1.8.1 実行環境の初期化とアプリケーションの実行

__rt_entry に分岐する独自の __main を定義して、実行の初期化をカスタマイズできます。

プログラムのエントリポイントは C ライブラリ内の __main です。この位置ではライブラリコードが以下の処理を実行します。
  1. 非ルート(RO および RW)実行領域をロードアドレスから実行アドレスにコピーします。また、圧縮されているデータセクションがある場合は、これらのデータセクションをロードアドレスから実行アドレスに伸張します。
  2. ZI 領域をゼロにします。
  3. __rt_entry に分岐します。
ライブラリによる上記の動作が必要でない場合には、__rt_entry に分岐するユーザ定義の __main を使用して抑止できます。__main をエントリポイントとして指定するには、-e armclang オプションまたは --entry armlink オプションを使用します。例えば、
.global __rt_entry
  .global __main
__main:
  B__rt_entry
ライブラリ関数 __rt_entry() は、以下のようにプログラムを実行します。
  1. __user_setup_stackheap() の呼び出し、__rt_stackheap_init() の呼び出し、スキャッタロード領域の絶対アドレスのロードなど、さまざまな方法のいずれかを使用してスタックおよびヒープを設定します。
  2. __rt_lib_init() を呼び出して、参照されるライブラリ関数およびロケールを初期化します。さらに必要であれば、main()argcargv をセットアップします。
    C++ の場合は、__cpp_initialize__aeabi_ を使用して任意のトップレベルオブジェクトのコンストラクタを呼び出します。
  3. アプリケーションのユーザレベルルートである main() を呼び出します。
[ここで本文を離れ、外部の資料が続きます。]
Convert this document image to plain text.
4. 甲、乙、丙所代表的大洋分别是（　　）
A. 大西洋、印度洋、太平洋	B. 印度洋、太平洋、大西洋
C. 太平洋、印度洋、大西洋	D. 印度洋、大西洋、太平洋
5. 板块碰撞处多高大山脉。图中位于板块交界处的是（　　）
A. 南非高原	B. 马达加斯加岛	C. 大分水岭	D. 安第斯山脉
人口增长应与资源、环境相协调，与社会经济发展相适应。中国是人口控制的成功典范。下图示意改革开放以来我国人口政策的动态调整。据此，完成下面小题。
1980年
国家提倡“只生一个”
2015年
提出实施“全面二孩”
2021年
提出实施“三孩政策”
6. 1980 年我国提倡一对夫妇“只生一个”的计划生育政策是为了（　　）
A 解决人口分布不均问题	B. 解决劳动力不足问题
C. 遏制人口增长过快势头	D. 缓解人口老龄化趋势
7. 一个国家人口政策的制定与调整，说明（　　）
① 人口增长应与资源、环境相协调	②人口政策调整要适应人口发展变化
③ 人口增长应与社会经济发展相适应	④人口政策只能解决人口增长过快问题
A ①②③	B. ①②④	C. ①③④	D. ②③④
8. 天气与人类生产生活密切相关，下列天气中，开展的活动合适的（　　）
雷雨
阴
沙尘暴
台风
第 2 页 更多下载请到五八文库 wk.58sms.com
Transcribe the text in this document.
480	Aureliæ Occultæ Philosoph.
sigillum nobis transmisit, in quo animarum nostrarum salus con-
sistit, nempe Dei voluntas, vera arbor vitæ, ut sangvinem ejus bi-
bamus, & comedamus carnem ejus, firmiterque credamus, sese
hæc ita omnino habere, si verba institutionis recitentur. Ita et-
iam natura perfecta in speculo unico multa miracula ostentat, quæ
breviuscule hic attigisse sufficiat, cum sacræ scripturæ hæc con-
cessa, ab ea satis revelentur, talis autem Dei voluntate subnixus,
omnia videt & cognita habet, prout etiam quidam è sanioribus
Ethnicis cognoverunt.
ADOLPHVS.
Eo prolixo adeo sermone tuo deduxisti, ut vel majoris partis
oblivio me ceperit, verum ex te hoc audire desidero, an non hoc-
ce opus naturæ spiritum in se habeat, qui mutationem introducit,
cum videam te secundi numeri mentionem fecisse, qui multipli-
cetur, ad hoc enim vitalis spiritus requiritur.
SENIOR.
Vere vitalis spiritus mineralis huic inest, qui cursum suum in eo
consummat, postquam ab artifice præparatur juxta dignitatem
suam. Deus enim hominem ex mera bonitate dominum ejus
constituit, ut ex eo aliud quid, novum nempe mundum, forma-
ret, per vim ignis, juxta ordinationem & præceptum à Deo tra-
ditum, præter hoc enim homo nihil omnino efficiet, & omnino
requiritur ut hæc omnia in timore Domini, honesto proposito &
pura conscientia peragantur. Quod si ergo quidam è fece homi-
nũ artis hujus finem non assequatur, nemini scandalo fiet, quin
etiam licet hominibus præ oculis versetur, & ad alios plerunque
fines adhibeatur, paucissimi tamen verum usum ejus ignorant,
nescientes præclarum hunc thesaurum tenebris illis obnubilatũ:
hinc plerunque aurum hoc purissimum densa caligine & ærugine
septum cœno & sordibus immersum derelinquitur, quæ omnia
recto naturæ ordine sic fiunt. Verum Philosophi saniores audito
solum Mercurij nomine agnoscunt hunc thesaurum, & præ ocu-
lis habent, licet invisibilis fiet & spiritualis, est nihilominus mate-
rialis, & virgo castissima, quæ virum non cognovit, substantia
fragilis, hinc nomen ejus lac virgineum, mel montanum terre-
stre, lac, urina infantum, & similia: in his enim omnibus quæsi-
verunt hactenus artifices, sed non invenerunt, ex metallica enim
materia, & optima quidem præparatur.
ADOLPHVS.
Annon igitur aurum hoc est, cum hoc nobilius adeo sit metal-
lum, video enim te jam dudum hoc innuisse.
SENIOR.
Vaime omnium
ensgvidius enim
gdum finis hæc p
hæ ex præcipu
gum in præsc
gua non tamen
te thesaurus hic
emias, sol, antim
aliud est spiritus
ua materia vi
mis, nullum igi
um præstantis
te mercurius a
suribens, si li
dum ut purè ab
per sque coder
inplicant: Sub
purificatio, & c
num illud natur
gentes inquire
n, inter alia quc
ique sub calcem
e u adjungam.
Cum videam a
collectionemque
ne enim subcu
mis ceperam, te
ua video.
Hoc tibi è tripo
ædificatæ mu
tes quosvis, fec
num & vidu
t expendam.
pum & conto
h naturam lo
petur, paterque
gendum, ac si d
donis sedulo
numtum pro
    main() で実行される処理の一環として、ライブラリ関数への呼び出しが実行される場合があります。
  4. main() によって返された値を使用して exit() を呼び出します。
関連する概念
1.8.4 main() から呼び出されるライブラリ関数
1.8 新しい実行環境に合わせた C ライブラリのカスタマイズ
1.8.2 C++ の初期化、構築、および破棄
関連する参考文書
1.6.5 C ライブラリ関数の直接セミホスティング依存関数
4.22 __rt_entry
4.26 __rt_lib_init()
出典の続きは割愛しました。